Just as important, she said, is having a coherent strategy that relates the type of content being released to specific audiences and the role they will play in reaching an institution’s goals.

“Many non-profits and government agencies have struggled with how much information to give away and how much to restrict to specific audiences like members,” Blaydon said. “It’s really important to have a strategy for making those sorts of decisions and to think about the impact of making more information available.”

Even when they have a good idea of what they would like to do with their content online, many writers and editors who have spent their entire careers working in print are uncertain about how to actually accomplish their goals without extensive retraining. It’s a predicament that Brandy Taylor, an associate creative director at Manifest, understands well – she began her career in the print design world.

While Taylor’s desire to understand visual design online eventually led her to earn a degree in Web development, she told the audience at the Fed that there are a number of resources designers trained in print can use to achieve interesting effects with their online content right away.

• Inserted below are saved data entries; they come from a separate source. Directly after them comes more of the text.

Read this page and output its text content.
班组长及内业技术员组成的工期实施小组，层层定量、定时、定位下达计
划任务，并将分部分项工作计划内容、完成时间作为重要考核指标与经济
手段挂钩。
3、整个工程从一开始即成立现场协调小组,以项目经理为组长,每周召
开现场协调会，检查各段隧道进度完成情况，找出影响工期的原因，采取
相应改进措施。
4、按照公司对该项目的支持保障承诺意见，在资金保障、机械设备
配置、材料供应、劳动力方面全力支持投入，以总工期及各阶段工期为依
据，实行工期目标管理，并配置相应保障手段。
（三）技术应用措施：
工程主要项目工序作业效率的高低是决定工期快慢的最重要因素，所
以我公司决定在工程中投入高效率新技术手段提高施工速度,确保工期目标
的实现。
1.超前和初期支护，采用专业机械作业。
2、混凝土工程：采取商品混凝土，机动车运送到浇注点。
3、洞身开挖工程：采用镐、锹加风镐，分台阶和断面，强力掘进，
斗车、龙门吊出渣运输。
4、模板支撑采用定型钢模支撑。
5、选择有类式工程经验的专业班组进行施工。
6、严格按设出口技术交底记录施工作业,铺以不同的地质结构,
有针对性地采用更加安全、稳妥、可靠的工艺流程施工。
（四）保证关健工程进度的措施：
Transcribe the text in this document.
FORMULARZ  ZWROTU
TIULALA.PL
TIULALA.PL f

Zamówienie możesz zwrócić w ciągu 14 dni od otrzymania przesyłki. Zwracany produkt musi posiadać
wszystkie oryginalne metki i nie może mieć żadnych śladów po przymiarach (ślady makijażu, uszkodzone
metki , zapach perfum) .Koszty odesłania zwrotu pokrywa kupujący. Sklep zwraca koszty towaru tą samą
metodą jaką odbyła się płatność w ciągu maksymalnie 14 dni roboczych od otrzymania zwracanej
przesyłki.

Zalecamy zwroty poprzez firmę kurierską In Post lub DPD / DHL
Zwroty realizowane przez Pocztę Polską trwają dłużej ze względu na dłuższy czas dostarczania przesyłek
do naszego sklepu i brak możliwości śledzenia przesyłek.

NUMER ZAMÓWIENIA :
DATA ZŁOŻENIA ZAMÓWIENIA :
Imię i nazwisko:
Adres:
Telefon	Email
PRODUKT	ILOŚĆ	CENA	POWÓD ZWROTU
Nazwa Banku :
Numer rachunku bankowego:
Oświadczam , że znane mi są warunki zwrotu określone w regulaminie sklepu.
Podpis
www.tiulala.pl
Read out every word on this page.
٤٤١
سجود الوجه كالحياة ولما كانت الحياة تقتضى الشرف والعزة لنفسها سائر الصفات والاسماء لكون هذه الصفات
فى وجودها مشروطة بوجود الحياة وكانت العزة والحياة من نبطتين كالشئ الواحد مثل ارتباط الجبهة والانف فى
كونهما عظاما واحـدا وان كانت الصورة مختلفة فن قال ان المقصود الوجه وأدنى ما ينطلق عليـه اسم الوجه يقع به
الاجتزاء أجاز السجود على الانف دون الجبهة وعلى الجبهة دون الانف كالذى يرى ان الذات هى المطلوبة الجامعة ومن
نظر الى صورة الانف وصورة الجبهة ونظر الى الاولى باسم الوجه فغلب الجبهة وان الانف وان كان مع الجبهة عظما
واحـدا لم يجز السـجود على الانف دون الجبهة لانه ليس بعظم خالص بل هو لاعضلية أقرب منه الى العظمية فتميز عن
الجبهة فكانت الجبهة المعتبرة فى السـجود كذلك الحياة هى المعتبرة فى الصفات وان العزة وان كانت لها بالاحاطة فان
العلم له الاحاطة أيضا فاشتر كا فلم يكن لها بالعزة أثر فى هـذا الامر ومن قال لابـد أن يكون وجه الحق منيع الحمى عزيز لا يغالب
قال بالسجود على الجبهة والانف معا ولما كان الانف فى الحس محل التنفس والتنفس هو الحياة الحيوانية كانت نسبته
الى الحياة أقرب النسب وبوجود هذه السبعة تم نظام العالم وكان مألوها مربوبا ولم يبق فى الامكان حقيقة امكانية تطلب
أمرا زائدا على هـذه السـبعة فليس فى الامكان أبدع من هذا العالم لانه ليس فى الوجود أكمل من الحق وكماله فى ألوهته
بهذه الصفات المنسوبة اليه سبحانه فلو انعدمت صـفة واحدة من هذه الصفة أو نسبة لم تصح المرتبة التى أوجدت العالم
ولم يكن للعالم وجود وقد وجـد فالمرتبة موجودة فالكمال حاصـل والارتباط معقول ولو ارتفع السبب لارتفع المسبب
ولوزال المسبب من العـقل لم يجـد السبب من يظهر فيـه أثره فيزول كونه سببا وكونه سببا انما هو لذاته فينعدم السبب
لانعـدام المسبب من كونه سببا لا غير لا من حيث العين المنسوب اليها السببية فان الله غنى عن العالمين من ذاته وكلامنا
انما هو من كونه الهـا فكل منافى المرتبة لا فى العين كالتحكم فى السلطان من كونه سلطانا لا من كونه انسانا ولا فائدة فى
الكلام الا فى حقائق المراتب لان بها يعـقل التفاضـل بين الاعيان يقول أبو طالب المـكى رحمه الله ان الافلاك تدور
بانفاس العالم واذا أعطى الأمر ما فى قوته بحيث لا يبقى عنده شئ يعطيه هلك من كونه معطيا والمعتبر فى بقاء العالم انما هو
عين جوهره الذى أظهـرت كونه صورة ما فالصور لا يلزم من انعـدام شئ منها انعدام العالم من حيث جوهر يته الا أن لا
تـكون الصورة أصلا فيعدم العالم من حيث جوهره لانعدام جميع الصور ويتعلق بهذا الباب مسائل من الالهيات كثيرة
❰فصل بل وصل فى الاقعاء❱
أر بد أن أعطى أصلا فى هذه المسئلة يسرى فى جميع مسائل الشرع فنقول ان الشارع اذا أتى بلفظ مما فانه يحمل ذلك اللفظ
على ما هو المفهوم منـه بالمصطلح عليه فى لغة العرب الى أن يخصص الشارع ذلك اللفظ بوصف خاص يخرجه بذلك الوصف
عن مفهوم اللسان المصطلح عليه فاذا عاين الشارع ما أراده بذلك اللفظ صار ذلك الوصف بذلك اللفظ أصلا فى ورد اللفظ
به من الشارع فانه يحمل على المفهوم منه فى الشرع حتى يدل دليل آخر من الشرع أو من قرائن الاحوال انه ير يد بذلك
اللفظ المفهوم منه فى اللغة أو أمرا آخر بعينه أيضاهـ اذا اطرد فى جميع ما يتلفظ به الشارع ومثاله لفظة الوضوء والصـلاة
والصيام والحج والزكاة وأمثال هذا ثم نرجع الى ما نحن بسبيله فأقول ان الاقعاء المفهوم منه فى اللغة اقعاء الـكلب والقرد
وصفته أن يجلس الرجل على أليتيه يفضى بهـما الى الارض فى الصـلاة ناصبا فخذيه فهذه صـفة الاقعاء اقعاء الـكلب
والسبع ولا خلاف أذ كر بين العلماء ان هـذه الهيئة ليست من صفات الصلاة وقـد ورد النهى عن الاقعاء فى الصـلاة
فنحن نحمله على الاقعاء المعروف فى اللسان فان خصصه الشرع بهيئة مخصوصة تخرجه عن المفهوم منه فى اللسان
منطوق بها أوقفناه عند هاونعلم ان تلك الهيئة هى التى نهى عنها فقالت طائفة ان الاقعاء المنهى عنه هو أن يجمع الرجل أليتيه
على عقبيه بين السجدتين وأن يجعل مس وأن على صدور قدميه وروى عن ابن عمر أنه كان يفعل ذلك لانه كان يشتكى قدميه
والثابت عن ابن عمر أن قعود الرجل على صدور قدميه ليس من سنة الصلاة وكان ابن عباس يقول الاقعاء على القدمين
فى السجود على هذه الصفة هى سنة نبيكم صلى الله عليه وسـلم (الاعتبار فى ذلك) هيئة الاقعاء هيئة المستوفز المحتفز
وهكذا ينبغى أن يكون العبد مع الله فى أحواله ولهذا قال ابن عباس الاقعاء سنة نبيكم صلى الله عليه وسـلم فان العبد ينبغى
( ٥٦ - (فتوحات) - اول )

“Once you start thinking in terms of rollovers and interactivity, you can come up with some great ideas, but how do you actually make it work?” Taylor said. “I showed the audiences some online libraries of Javascript programming that can bring animations and other behaviors to life on the Internet. They can find code and graphics that behave exactly the way they want, then take those examples to developers, rather than just plopping a bunch of content in their laps and saying, ‘Make it interactive.’”

Taylor also walked the audience through the process she uses to develop an appropriate visual design for complex pieces of content.

“First I take an inventory of all the assets available to me,” she said. “Then I plan a visual hierarchy that arranges those assets in an aesthetically pleasing way.”

Tanarra Schneider, one of Manifest’s senior user experience architects, said that the move from print to digital gave the Fed and similar organizations new opportunities to understand their users and what motivates them.

“An economics professor may want to emphasize one aspect of the content that is paramount for students’ understanding, while a business person may want to understand the immediate impact of a Fed decision,” Schneider said. “There are multiple ways of presenting information that are not possible in print but are possible on the Web.”

And it’s more important than ever to get that data out there, Schneider said.

“The information that organizations like the Fed has is so critical to understanding the government of this country and our shared responsibility, but you don’t see a lot of user experience people running around there,” she said. “I think it is incumbent upon us to pass on as many little secrets as we can.” 

It’s a mission Manifest will continue to pursue, according to Jason Ulaszek, Manifest’s director of user experience and a founder of UX for Good. 

Ulaszek and Manifest founder Jim Jacoby have spoken at Fed conferences on UX-related topics for the past several years. Ulaszek said it is important to him that his team continually demonstrate intellectual ownership of the field and expand its boundaries by taking advantage of teaching and service opportunities. 

“We can measure Manifest’s success financially, but the truth is we are only as good as our intellectual capital,” Ulaszek said. “One of the ways to measure our success in that area is how well we share it.”

For now, the three designers who visited the Fed said that they were happy not only to share their expertise with the many institutions present, but with each other.

“This was the quintessential Manifest experience,” Taylor said. “We brought in three folks from three different disciplines, then showed how we could work together seamlessly to achieve a final product. Manifest does that better than any agency I’ve ever worked for.”